Une dénonciation peut sanctionner la distraction

Si la police considère qu’un usager de la route est trop distrait, elle ne peut que lui infliger une amende de CHF 100.– dans le cas d’un «téléphone sans dispositif mains libres» et régler l’affaire sur place. «Dans tous les autres cas, nous établissons un dossier et il y a une dénonciation et une évaluation par le ministère public. Les amendes sont ensuite délivrées sur la base des circonstances et du danger», ajoute Dominic Jakob. «Il s’agit toujours d’un cas individuel, il n’y a presque jamais deux cas identiques. Le potentiel de discussion est plus grand ici que dans le cas d’une mesure radar. Dans la plupart des cas, cependant, le ministère public suit les recommandations de la police.»

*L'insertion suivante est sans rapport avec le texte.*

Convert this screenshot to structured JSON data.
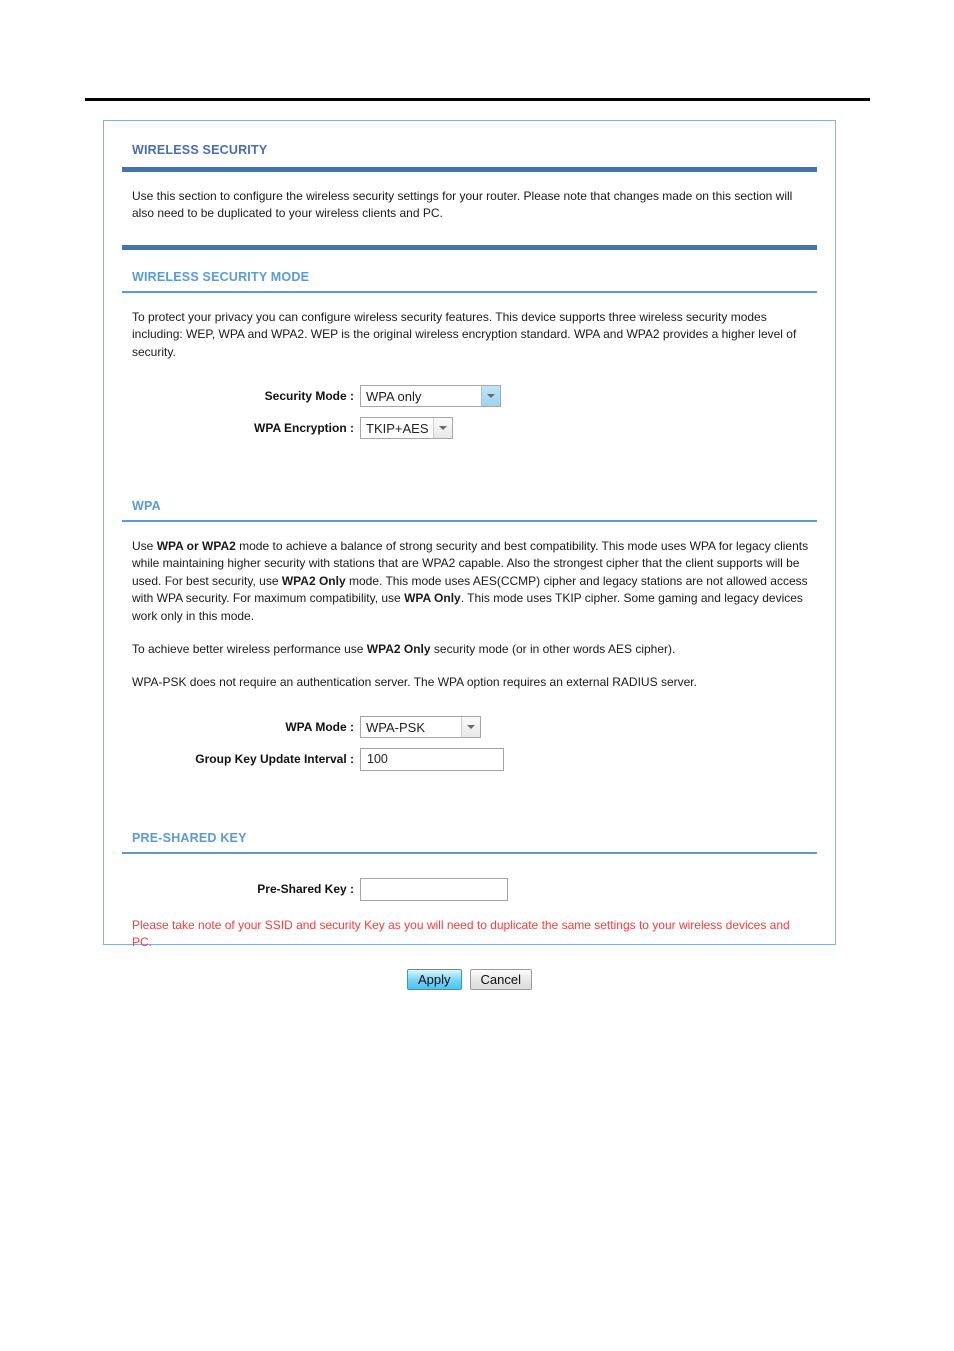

Il est clair que des amendes supérieures à CHF 100.– sont infligées si un conducteur fait l’objet d’une dénonciation. Pour éviter que cela ne se produise, il est donc conseillé de respecter l’ordonnance sur les règles de la circulation routière. Un conducteur ne devrait donc même pas se poser la question de savoir si quelque chose est autorisé ou non. L’essentiel est de savoir dans quelle mesure l’activité détourne l’attention du trafic et comment réagir à l’imprévu. Il en va de la propre sécurité du conducteur et du risque pour les autres usagers de la route. Suivre le bon sens est souvent la meilleure chose à faire. Cependant, comme le montre la pratique, on semble parfois l’oublier au volant.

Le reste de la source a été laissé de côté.